PHP variables and scope

In php variables have scope (don't all languages)...

A variable declared outside of a function will not be available inside of a function, unless be declare it inside the function with the global command.



Anyway, the below serves as a personal reminder.

If we take $loggedIn for example, this would not work when the function is called if we didn't have the global $loggedIn statement, unlike the Python and Java examples for reference below.


<?php
$loggedIn=True;

function setLoginIcon()
 {
  global $loggedIn;

  if ($loggedIn)
    {
    echo 'True';
}
else
{
echo 'False';
}
 }
?>

Also note that declaring a variable static inside a function will make it available outside the function.

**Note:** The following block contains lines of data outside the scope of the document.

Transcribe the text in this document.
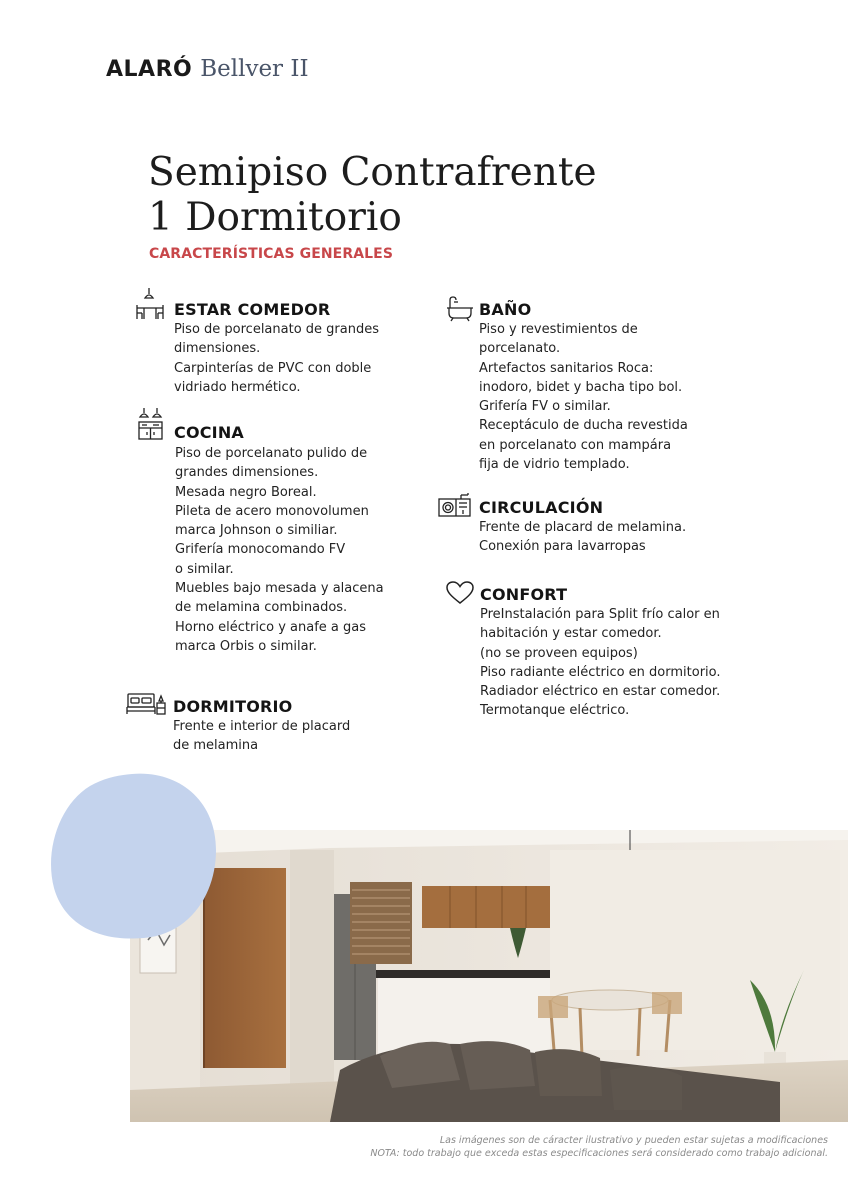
ALARÓ Bellver II
Semipiso Contrafrente
1 Dormitorio
CARACTERÍSTICAS GENERALES
ESTAR COMEDOR

Piso de porcelanato de grandes

dimensiones.

Carpinterías de PVC con doble

vidriado hermético.

COCINA

Piso de porcelanato pulido de

grandes dimensiones.

Mesada negro Boreal.

Pileta de acero monovolumen

marca Johnson o similiar.

Grifería monocomando FV

o similar.

Muebles bajo mesada y alacena

de melamina combinados.

Horno eléctrico y anafe a gas

marca Orbis o similar.

DORMITORIO

Frente e interior de placard

de melamina

BAÑO

Piso y revestimientos de

porcelanato.

Artefactos sanitarios Roca:

inodoro, bidet y bacha tipo bol.

Grifería FV o similar.

Receptáculo de ducha revestida

en porcelanato con mampára

fija de vidrio templado.

CIRCULACIÓN

Frente de placard de melamina.

Conexión para lavarropas

CONFORT

PreInstalación para Split frío calor en

habitación y estar comedor.

(no se proveen equipos)

Piso radiante eléctrico en dormitorio.

Radiador eléctrico en estar comedor.

Termotanque eléctrico.

Las imágenes son de cáracter ilustrativo y pueden estar sujetas a modificaciones
NOTA: todo trabajo que exceda estas especificaciones será considerado como trabajo adicional.
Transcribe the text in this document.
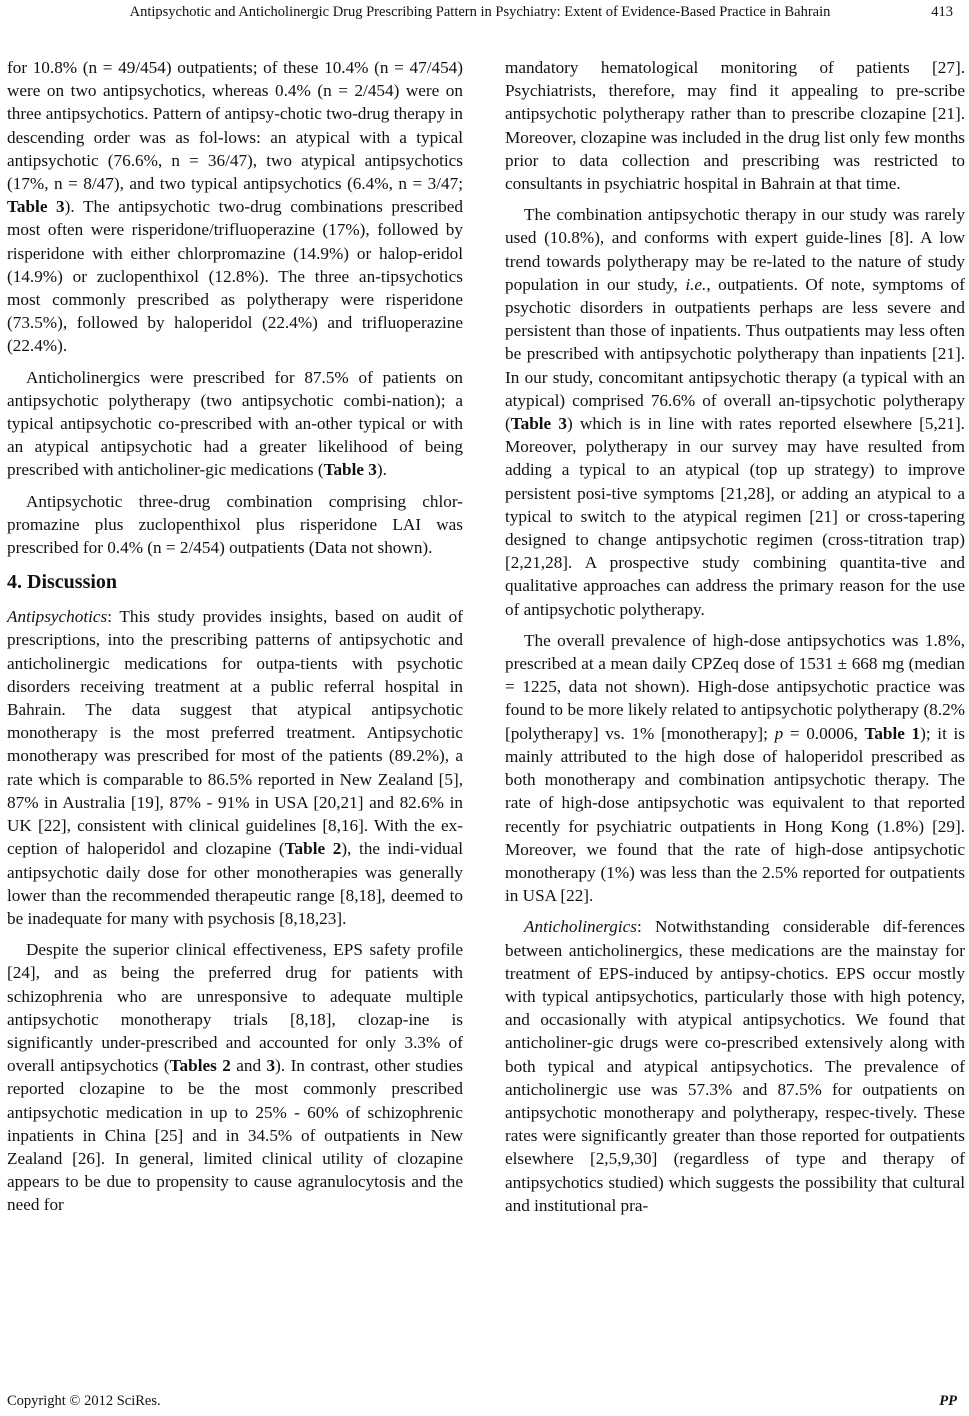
Antipsychotic and Anticholinergic Drug Prescribing Pattern in Psychiatry: Extent of Evidence-Based Practice in Bahrain	413

for 10.8% (n = 49/454) outpatients; of these 10.4% (n = 47/454) were on two antipsychotics, whereas 0.4% (n = 2/454) were on three antipsychotics. Pattern of antipsy-chotic two-drug therapy in descending order was as fol-lows: an atypical with a typical antipsychotic (76.6%, n = 36/47), two atypical antipsychotics (17%, n = 8/47), and two typical antipsychotics (6.4%, n = 3/47; Table 3). The antipsychotic two-drug combinations prescribed most often were risperidone/trifluoperazine (17%), followed by risperidone with either chlorpromazine (14.9%) or halop-eridol (14.9%) or zuclopenthixol (12.8%). The three an-tipsychotics most commonly prescribed as polytherapy were risperidone (73.5%), followed by haloperidol (22.4%) and trifluoperazine (22.4%).

Anticholinergics were prescribed for 87.5% of patients on antipsychotic polytherapy (two antipsychotic combi-nation); a typical antipsychotic co-prescribed with an-other typical or with an atypical antipsychotic had a greater likelihood of being prescribed with anticholiner-gic medications (Table 3).

Antipsychotic three-drug combination comprising chlor-promazine plus zuclopenthixol plus risperidone LAI was prescribed for 0.4% (n = 2/454) outpatients (Data not shown).

4. Discussion

Antipsychotics: This study provides insights, based on audit of prescriptions, into the prescribing patterns of antipsychotic and anticholinergic medications for outpa-tients with psychotic disorders receiving treatment at a public referral hospital in Bahrain. The data suggest that atypical antipsychotic monotherapy is the most preferred treatment. Antipsychotic monotherapy was prescribed for most of the patients (89.2%), a rate which is comparable to 86.5% reported in New Zealand [5], 87% in Australia [19], 87% - 91% in USA [20,21] and 82.6% in UK [22], consistent with clinical guidelines [8,16]. With the ex-ception of haloperidol and clozapine (Table 2), the indi-vidual antipsychotic daily dose for other monotherapies was generally lower than the recommended therapeutic range [8,18], deemed to be inadequate for many with psychosis [8,18,23].

Despite the superior clinical effectiveness, EPS safety profile [24], and as being the preferred drug for patients with schizophrenia who are unresponsive to adequate multiple antipsychotic monotherapy trials [8,18], clozap-ine is significantly under-prescribed and accounted for only 3.3% of overall antipsychotics (Tables 2 and 3). In contrast, other studies reported clozapine to be the most commonly prescribed antipsychotic medication in up to 25% - 60% of schizophrenic inpatients in China [25] and in 34.5% of outpatients in New Zealand [26]. In general, limited clinical utility of clozapine appears to be due to propensity to cause agranulocytosis and the need for

mandatory hematological monitoring of patients [27]. Psychiatrists, therefore, may find it appealing to pre-scribe antipsychotic polytherapy rather than to prescribe clozapine [21]. Moreover, clozapine was included in the drug list only few months prior to data collection and prescribing was restricted to consultants in psychiatric hospital in Bahrain at that time.

The combination antipsychotic therapy in our study was rarely used (10.8%), and conforms with expert guide-lines [8]. A low trend towards polytherapy may be re-lated to the nature of study population in our study, i.e., outpatients. Of note, symptoms of psychotic disorders in outpatients perhaps are less severe and persistent than those of inpatients. Thus outpatients may less often be prescribed with antipsychotic polytherapy than inpatients [21]. In our study, concomitant antipsychotic therapy (a typical with an atypical) comprised 76.6% of overall an-tipsychotic polytherapy (Table 3) which is in line with rates reported elsewhere [5,21]. Moreover, polytherapy in our survey may have resulted from adding a typical to an atypical (top up strategy) to improve persistent posi-tive symptoms [21,28], or adding an atypical to a typical to switch to the atypical regimen [21] or cross-tapering designed to change antipsychotic regimen (cross-titration trap) [2,21,28]. A prospective study combining quantita-tive and qualitative approaches can address the primary reason for the use of antipsychotic polytherapy.

The overall prevalence of high-dose antipsychotics was 1.8%, prescribed at a mean daily CPZeq dose of 1531 ± 668 mg (median = 1225, data not shown). High-dose antipsychotic practice was found to be more likely related to antipsychotic polytherapy (8.2% [polytherapy] vs. 1% [monotherapy]; p = 0.0006, Table 1); it is mainly attributed to the high dose of haloperidol prescribed as both monotherapy and combination antipsychotic therapy. The rate of high-dose antipsychotic was equivalent to that reported recently for psychiatric outpatients in Hong Kong (1.8%) [29]. Moreover, we found that the rate of high-dose antipsychotic monotherapy (1%) was less than the 2.5% reported for outpatients in USA [22].

Anticholinergics: Notwithstanding considerable dif-ferences between anticholinergics, these medications are the mainstay for treatment of EPS-induced by antipsy-chotics. EPS occur mostly with typical antipsychotics, particularly those with high potency, and occasionally with atypical antipsychotics. We found that anticholiner-gic drugs were co-prescribed extensively along with both typical and atypical antipsychotics. The prevalence of anticholinergic use was 57.3% and 87.5% for outpatients on antipsychotic monotherapy and polytherapy, respec-tively. These rates were significantly greater than those reported for outpatients elsewhere [2,5,9,30] (regardless of type and therapy of antipsychotics studied) which suggests the possibility that cultural and institutional pra-

Copyright © 2012 SciRes.	PP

As an example of how, say Python is different, see below;

a = True
def myFunction():    
   if (a):        
      print("True")    
   else:        
      print("False")
      
myFunction()

Similarly, see below for a Java example;

public class JavaApplication20
{
    boolean a = true;
    public void myFunction()
    {
        if (a)
        {
            System.out.println("True");  
        }
        else
        {
            System.out.println("False"); 
        }
        
    }


    public static void main(String[] args)
    {
        JavaApplication20 a = new JavaApplication20();
        a.myFunction();
    }    
}

On another note, scope for local variables should generally be considered to be within the bounds of which is was created/declared, see the following example in C;

#include <stdio.h>

int main()
{
    int a=5; // local var a set to 5
    printf("I'm a local: %d addr: %d\n", a, &a);

    if (1)
    {
        // We'll always run...
        int a=10; // local var a set to 10
        printf("I'm also a local: %d addr: %d\n", a, &a);
    }
   
    // which local var will we print here...
    printf("finally, %d addr: %d", a, &a);
    return 0;
}

In the above we see that the address of the variable inside the if statement is different from the other.